Ancora sul campo di Al-Hol

Tra difficoltà facilmente intuibili vista la situazione, l’amministrazione autonoma del Nord e dell’Est della Siria non demorde nel tentativo di realizzare una società inclusiva, tollerante, diremmo addirittura libertaria. Tra i problemi che necessitano perlomeno di contenimento (per quanto auspicabile, al momento una rapida e definitiva soluzione appare problematica), quelli dei campi di Hol e di Roy dove sono state raccolte le famiglie di miliziani e mercenari dell’isis.
In particolare, in collaborazione con alcune ong locali e internazionali, aanes si sta impegnando per la riabilitazione di queste persone, soprattutto per impedire che l’ideologia dell’islamismo radicale trovi terreno fertile tra i bambini e gli adolescenti presenti nei campi: le donne rimaste affiliate all’isis tentano di inculcare questo veleno nei minori sia con lezioni di sharia sia dando false notizie in merito agli interventi di riabilitazione.
Come ha spiegato in un’intervista Xorşîd Qiro, copresidente del campo di Hol, “le associazioni legate all’amministrazione autonoma stanno portando avanti programmi di riabilitazione per i residenti del campo; nel contempo cerchiamo di coinvolgere altre associazioni sia locali sia internazionali. Tutto ciò è di primaria importanza, per quanto richieda uno sforzo immenso”.

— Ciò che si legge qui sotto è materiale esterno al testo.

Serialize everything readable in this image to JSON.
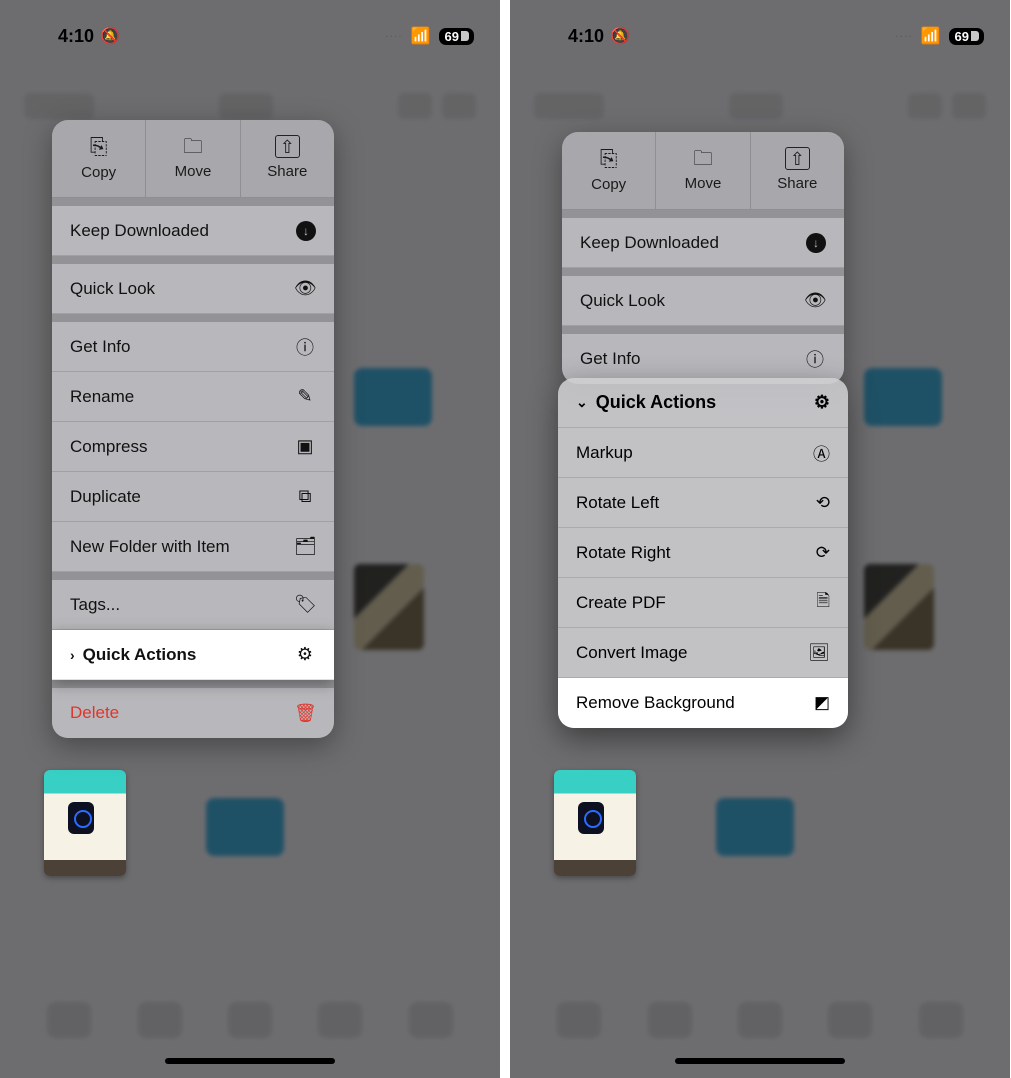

Tra le organizzazioni che collaborano a tale progetto va segnalato il consiglio siriano delle donne, che interviene a sostegno delle madri e dei bambini con seminari, formazione professionale e assistenza psicologica.
Attualmente la gestione del “programma di sensibilizzazione e riabilitazione per donne e bambini” del campo di Hol è affidata a Cihan Hemze, presidentessa del consiglio siriano delle donne. Come ha recentemente denunciato, “stiamo ricevendo costantemente minacce di morte e ultimamente è stata incendiata la tenda in cui lavoriamo”. Ugualmente sarebbero oggetto di minacce e aggressioni le donne e i bambini che partecipano ai corsi professionali e ai programmi educativi (minacce provenienti da donne rimaste fedeli a Daesh).
Uno sforzo, quello dell’amministrazione autonoma, che dovrebbe godere di supporto internazionale, soprattutto da parte dei Paesi della coalizione anti isis (spesso latitanti). Se non altro per disinnescare o almeno ridurre al minimo la rinascita delle bande integraliste.